Appointment and promotion in the Faculty of Science
The chemist Murielle Delley researches the fundamentals and mode of action of catalysts. Now the President’s Board of the University of Basel has appointed her as a new Assistant Professor of Chemistry. Furthermore, Professor Randall Platt has been promoted to Associate Professor of Biological Engineering.
05 March 2021
Professor Murielle Delley has been a research group leader at the Department of Chemistry of the University of Basel since 2020. She studied chemistry at ETH Zurich, where she received her PhD in 2017. In her dissertation, she deepened our understanding of how certain catalysts, such as those used in polyethylene production, work. For her findings, the Swiss Academy of Sciences awarded her the Prix Schläfli in Chemistry in 2019.
She then conducted postdoctoral research at Yale University in New Haven (USA) before being awarded both a PRIMA grant from the Swiss National Science Foundation and a Branco Weiss Fellowship in 2020. Both funding programs enabled the researcher to implement her own projects in the field of surface chemistry and catalysis for five years – now as an assistant professor of chemistry (without tenure track) at the Faculty of Science of the University of Basel.
Through her research, Delley is working towards more sustainable chemical technologies by developing abundant materials as catalysts in chemical transformations and by exploring new controls on catalysis.

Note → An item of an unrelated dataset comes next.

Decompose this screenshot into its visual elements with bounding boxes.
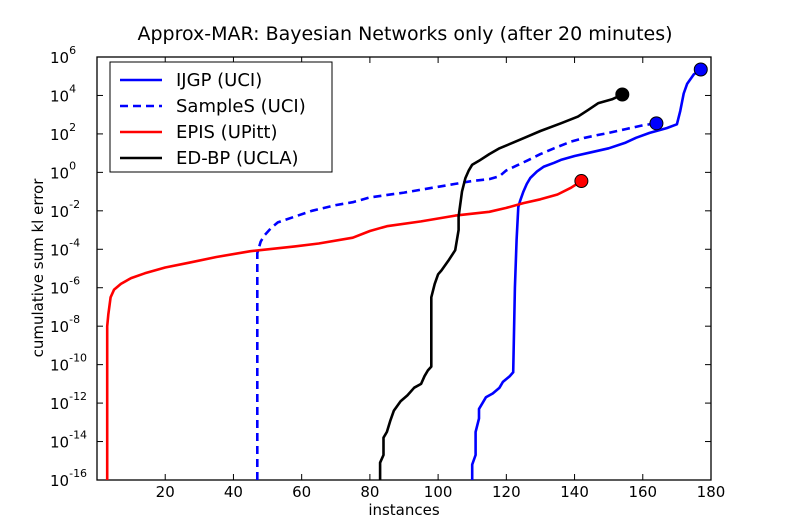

Promotion of Randall Platt
Professor Randall J. Platt has been promoted to Associate Professor of Biological Engineering by the University Council of the University of Basel and the ETH Board. Platt has already been a Tenure Track Assistant Professor at the Faculty of Science of the University of Basel and in the ETH Zurich Department of Biosystems Science and Engineering since 2016. Randall Platt will continue to hold a dual professorship at ETH Zurich and the University of Basel.
His main research interest is the analysis of genetic defects with the potential to cause disease. The relevance of his research to the pharmaceutical industry has already led to successful partnerships with pharmaceutical and biotech companies. He has won a number of awards, including the 2019 Latsis Prize from ETH Zurich and an ERC Starting Grant.